Well, I don't feel like a Luddite...

>> Tuesday, October 16, 2007

Boing Boing has an rosy-cheeked article on D&D 4.0 up today, along with a dinky video (see below) of a preview Wizards Of The Coast did for the new product.

Basically, for those who haven't been following the announcement, Wizards recently announced the new edition of Dungeons And Dragons, 4.0. Or maybe it's just "4." Wizards created a great deal of bad blood the last time they published a fourth edition, which they called "3.5," shortly on the heels of the third edition of the game. It's a long story.

The thing that Boing Boing is focused on is something that's causing some of the greatest displeasure among D&D gamers: the new edition is being closely tied to an online service variously known as "D&D Insider," or (more hideously) "Gleemax" (a name obviously chosen by picking random Scrabble tiles out of a bag).

What this service does, is it gives you the chance to make your character online, create an online character sheet, create an online image and corresponding "virtual mini," create online dungeons, and play over the internet. It looks (at this stage) like poor knockoff of Falcon's Eye.

Well, here, see for yourself:

The service, from a certain point of view, doesn't cost anything.

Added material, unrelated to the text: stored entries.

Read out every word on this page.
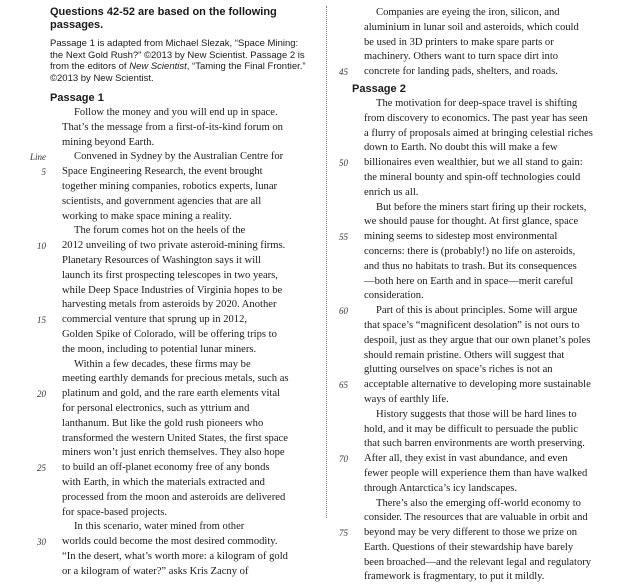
Questions 42-52 are based on the following passages.

Passage 1 is adapted from Michael Slezak, “Space Mining: the Next Gold Rush?” ©2013 by New Scientist. Passage 2 is from the editors of New Scientist, “Taming the Final Frontier.” ©2013 by New Scientist.

Passage 1

Follow the money and you will end up in space.
That’s the message from a first-of-its-kind forum on
mining beyond Earth.
Line	Convened in Sydney by the Australian Centre for
5 Space Engineering Research, the event brought
together mining companies, robotics experts, lunar
scientists, and government agencies that are all
working to make space mining a reality.
The forum comes hot on the heels of the
10 2012 unveiling of two private asteroid-mining firms.
Planetary Resources of Washington says it will
launch its first prospecting telescopes in two years,
while Deep Space Industries of Virginia hopes to be
harvesting metals from asteroids by 2020. Another
15 commercial venture that sprung up in 2012,
Golden Spike of Colorado, will be offering trips to
the moon, including to potential lunar miners.
Within a few decades, these firms may be
meeting earthly demands for precious metals, such as
20 platinum and gold, and the rare earth elements vital
for personal electronics, such as yttrium and
lanthanum. But like the gold rush pioneers who
transformed the western United States, the first space
miners won’t just enrich themselves. They also hope
25 to build an off-planet economy free of any bonds
with Earth, in which the materials extracted and
processed from the moon and asteroids are delivered
for space-based projects.
In this scenario, water mined from other
30 worlds could become the most desired commodity.
“In the desert, what’s worth more: a kilogram of gold
or a kilogram of water?” asks Kris Zacny of
Companies are eyeing the iron, silicon, and
aluminium in lunar soil and asteroids, which could
be used in 3D printers to make spare parts or
machinery. Others want to turn space dirt into
45 concrete for landing pads, shelters, and roads.

Passage 2

The motivation for deep-space travel is shifting
from discovery to economics. The past year has seen
a flurry of proposals aimed at bringing celestial riches
down to Earth. No doubt this will make a few
50 billionaires even wealthier, but we all stand to gain:
the mineral bounty and spin-off technologies could
enrich us all.
But before the miners start firing up their rockets,
we should pause for thought. At first glance, space
55 mining seems to sidestep most environmental
concerns: there is (probably!) no life on asteroids,
and thus no habitats to trash. But its consequences
—both here on Earth and in space—merit careful
consideration.
60	Part of this is about principles. Some will argue
that space’s “magnificent desolation” is not ours to
despoil, just as they argue that our own planet’s poles
should remain pristine. Others will suggest that
glutting ourselves on space’s riches is not an
65 acceptable alternative to developing more sustainable
ways of earthly life.
History suggests that those will be hard lines to
hold, and it may be difficult to persuade the public
that such barren environments are worth preserving.
70 After all, they exist in vast abundance, and even
fewer people will experience them than have walked
through Antarctica’s icy landscapes.
There’s also the emerging off-world economy to
consider. The resources that are valuable in orbit and
75 beyond may be very different to those we prize on
Earth. Questions of their stewardship have barely
been broached—and the relevant legal and regulatory
framework is fragmentary, to put it mildly.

Of course, those of you who recognize the Star Wars reference probably realize the phrase "a certain point of view" is a euphemism for what people who aren't dead Jedi Knights call a lie. At this point--while the service is getting off the ground--is that there won't be a monthly subscription. (We'll see if that model lasts, once Hasbro needs your money and Wizards has your character as a "virtual hostage.") But to get online and use the service, you'll need to use codes that you get out of your D&D books. So you will be paying the $30 to access everything, and you'll only be able to access information from books whose secret codes are associated with your account.

So what? That doesn't sound so bad, someone said.

The problem--and where I think Joel Johnson at Boing Boing is possibly wrong when he implies this will help the hobby's numbers--is that this is how most players probably get into the hobby: one guy (let's face it, it's almost always a guy) gets these books and recruits a bunch of people to play this weird, board-less game with him. The people he invites all look pretty skeptical--there's no board, no pieces, just all these dice and books and stacks of paper. But they play for a couple of hours, and some of them start to get it. This is pretty cool. So the group has a few sessions, and eventually someone else in the group decides he's tired of looking things up in the DM's books, or that he wants to look under the hood at what the DM is doing; so, he goes and buys his own copy of the Player's Handbook or whatever they're playing. Eventually, it spreads like a bug--other people buy books, too. Except, maybe, some of them don't buy the same game, they buy other games for the group to try. Maybe one guy never actually gets his own Player's Handbook, mooching off someone else, but he does pick a copy of Call Of Cthulhu and starts Keeping that on off Saturdays.

In short, I tend to see Wizards' emphasis on the online side as being a barrier to play. It's not really going to be interesting enough to draw in the video gamers they're trying to draw in, the books are still going to be too expensive for interested newbies to want to join in, and older gamers like myself are going to be alienated.

And we are--yes, I see the point that groups scattered all over the country can now play. The problem is, if I want to go online to play D&D with friends scattered all over the country, we're more likely to play Neverwinter Nights. Pen and paper gaming is, for many of us, still what it sounds like: we consider minis optional, Doritos mandatory, and we like it that way.

But what do I know? I imagine the bottom line is that Wizards will squeeze a few more drops of blood out of Gygax and Arneson's grandchild before discarding the corpse, while my old college pals play 3.5 once a year.